Friday 18 July 2014

JESUS and MONEY

Do not think that I have come to abolish the Law or the Prophets; I have not come to abolish them but to fulfil them.
Jesus of Nazareth

Last weekend we began an overview of the financial implications of the Sermon on the Mount and we come now to what I think is the most astonishing statement Jesus made.

It’s easy for those of us who are not Jews to underestimate Jesus’ words quoted at the start of this Reflection! 'The Law' was the Torah, the guidance for life: in fact, I think that 'guidance' is a better translation of 'Torah', although that still doesn't quite capture all of the original meaning. 'The Prophets' summarises the corrective guidance given by God through men and women who spoke for God when society drifted away from the Torah. Together, 'the Law and the Prophets' were the sum and summary of all the God expected of his people and it had stood unchallenged for centuries.

Generations of Jewish scholars had interpreted and applied the Torah, some even to the point where the original intention was lost, such as when they criticised Jesus for healing people on holy days. But no scholar or teacher would have ever dared to try to set it aside. For Jesus of Nazareth even to suggest that people might think that was his intention would have been seen as the most arrogant presumption!

But then, Jesus goes even further. He said that he had come to fulfil the Law and the Prophets – to fulfil everything that God expects of people! That would have sounded like the most arrogant conceit, if not blasphemy!

As we shall see during the next three weekends, Jesus came to correct what the professional scholars taught and to restore God’s ways. The Torah had originally been given by God to a people who had specifically asked him what they should do to express their gratitude to him. It was not to be taken absolutely, like most of the Pharisees applied it. This was why the writer of Psalm 119 could see personal liberty and fulfilment in keeping the Law while most of the Pharisees and scribes (religious lawyers) taught it as restrictive censorship. It is why, for example, a farmer who should not work on a Sabbath could nevertheless rescue an animal that had fallen into a ditch.

Jesus fulfilled the Law by keeping every detail of it. He did not, of course, keep it as the Pharisees understood it but as the writer of Psalm 119 understood it, as God himself intended it. Jesus did not fulfill it superficially, theoretically or ceremonially but inherently, essentially and naturally, as only God the Son, the Messiah who uniquely never sinned, could possibly do.

In the Sermon on the Mount, Jesus was teaching the lifestyle that God approves. On another occasion, Jesus explained, ‘The words that I say to you I do not speak on my own authority, but the Father who dwells in me does his works’ (John 14:10).

At the heart of the Sermon is Jesus' warning not to try to serve both God and money or to worry about the essentials of life that most people rely on money to get. We need to take that into our heart as well as our minds, to let it sink deep into our lifestyles.

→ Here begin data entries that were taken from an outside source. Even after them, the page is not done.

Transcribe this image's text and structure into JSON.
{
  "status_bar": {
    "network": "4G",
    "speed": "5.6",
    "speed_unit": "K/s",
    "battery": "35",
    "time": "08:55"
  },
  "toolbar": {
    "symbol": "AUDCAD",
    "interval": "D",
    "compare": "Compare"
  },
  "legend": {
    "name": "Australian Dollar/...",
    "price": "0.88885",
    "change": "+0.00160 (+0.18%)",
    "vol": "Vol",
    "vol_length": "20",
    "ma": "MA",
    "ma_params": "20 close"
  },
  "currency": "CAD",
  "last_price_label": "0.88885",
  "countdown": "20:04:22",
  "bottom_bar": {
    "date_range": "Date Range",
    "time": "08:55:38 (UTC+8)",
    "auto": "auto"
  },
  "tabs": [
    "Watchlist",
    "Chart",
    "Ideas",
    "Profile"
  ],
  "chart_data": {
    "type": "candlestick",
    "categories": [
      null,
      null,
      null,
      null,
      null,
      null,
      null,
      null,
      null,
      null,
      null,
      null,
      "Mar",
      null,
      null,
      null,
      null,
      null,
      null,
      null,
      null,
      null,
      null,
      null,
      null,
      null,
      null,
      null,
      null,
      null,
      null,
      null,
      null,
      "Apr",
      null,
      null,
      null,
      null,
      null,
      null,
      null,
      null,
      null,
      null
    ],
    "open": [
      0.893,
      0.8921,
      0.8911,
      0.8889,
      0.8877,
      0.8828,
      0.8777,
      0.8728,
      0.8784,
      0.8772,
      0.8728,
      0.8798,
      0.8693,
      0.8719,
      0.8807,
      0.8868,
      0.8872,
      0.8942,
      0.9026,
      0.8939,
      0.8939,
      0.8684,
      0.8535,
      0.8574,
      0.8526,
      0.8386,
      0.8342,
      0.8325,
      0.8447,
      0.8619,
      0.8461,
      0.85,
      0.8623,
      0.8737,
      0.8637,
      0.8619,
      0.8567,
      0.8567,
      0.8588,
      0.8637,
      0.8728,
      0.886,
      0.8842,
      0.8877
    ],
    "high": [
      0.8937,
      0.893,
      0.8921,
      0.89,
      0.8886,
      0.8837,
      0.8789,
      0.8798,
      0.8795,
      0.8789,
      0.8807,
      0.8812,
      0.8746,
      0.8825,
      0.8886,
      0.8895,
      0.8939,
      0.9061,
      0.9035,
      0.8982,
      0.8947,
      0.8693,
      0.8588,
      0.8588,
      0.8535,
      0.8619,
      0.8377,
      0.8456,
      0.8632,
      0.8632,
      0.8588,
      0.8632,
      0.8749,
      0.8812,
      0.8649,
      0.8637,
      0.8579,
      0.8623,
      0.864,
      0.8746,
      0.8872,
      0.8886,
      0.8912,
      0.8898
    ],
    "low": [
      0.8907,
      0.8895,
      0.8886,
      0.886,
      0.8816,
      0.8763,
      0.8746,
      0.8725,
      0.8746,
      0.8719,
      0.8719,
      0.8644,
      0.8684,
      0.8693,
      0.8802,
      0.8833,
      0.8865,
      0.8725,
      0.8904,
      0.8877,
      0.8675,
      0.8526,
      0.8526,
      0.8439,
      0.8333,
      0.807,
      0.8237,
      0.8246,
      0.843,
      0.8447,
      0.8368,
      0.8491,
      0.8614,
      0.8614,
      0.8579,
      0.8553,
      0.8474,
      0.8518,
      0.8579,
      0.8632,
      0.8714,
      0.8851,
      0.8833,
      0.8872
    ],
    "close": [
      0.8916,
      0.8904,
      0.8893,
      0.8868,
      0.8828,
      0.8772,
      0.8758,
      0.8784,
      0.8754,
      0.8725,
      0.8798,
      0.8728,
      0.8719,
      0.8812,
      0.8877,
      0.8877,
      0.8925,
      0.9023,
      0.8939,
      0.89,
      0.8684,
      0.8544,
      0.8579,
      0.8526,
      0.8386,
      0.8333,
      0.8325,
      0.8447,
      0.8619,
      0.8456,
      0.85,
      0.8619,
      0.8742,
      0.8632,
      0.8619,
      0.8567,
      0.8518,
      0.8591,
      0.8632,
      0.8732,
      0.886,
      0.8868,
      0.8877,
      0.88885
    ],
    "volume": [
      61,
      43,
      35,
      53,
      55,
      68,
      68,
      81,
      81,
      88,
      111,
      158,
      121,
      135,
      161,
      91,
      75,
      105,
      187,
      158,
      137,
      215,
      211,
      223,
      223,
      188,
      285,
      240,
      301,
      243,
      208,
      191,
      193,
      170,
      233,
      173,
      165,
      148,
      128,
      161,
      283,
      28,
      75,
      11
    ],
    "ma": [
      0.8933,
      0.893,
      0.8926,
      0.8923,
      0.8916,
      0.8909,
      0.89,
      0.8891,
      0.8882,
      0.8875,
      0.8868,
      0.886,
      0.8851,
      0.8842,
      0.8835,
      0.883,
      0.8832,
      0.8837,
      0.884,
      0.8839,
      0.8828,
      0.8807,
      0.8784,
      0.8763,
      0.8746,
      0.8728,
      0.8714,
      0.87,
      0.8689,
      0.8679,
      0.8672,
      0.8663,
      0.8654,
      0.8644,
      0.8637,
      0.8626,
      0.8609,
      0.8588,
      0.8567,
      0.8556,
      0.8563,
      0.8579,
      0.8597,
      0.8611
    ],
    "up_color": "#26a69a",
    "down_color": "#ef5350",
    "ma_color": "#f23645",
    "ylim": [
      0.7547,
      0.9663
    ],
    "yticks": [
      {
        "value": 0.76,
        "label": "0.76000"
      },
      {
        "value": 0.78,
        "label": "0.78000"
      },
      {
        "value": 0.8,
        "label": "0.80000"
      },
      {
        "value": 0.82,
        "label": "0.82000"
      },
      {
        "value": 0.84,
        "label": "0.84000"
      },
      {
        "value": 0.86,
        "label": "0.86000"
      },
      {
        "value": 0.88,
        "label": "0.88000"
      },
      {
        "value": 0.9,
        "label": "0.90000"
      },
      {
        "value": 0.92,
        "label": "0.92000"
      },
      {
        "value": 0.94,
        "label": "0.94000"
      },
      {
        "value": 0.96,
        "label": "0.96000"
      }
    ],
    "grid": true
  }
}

Many of the Pharisees were lovers of money, in spite of being the most scrupulous observers of the Torah. Not all of them were hypocrites, however. Nicodemus and Joseph of Arimathea were sincere Pharisees and there is good reason to believe that Jesus' own brother, James, who later led the church in Jerusalem and wrote the earliest of the New Testament epistles, was also a Pharisee, although it was a long time before he accepted Jesus as Messiah!

But as Jesus explained in the Sermon on the Mount, God's people needed a quality of righteousness that exceeded even the best of the Pharisees. The key was not to be more scrupulous in their adherence to the dos and don’ts of the Torah, as if an external compliance was enough for God, or to be doubly devout in religious devotions like worship and prayer, but to absorb God's intent and principles into their lives.

In his great prayer of repentance (Psalm 51), King David acknowledged that, ‘You delight in truth in the inward being, and you teach me wisdom in the secret heart’. Through the prophet Ezekiel, God promised to replace hearts of stone with hearts of flesh: see Ezekiel 11:19 & 36:26.

This is why our attitude to money and the ways we think about it are more important than how we get it and spend it. Our lifestyle choices must be more than obeying a set of rules. ‘Do not be conformed to this world', St Paul wrote, 'but be transformed by the renewal of your mind, that by testing you may discern what is the will of God, what is good and acceptable and perfect’ (Romans 12:2). Such a transformation is necessary if we’re truly to live rightly as Jesus disciples.

© All Souls Clubhouse Community Centre & Church and Philip Evans 2014.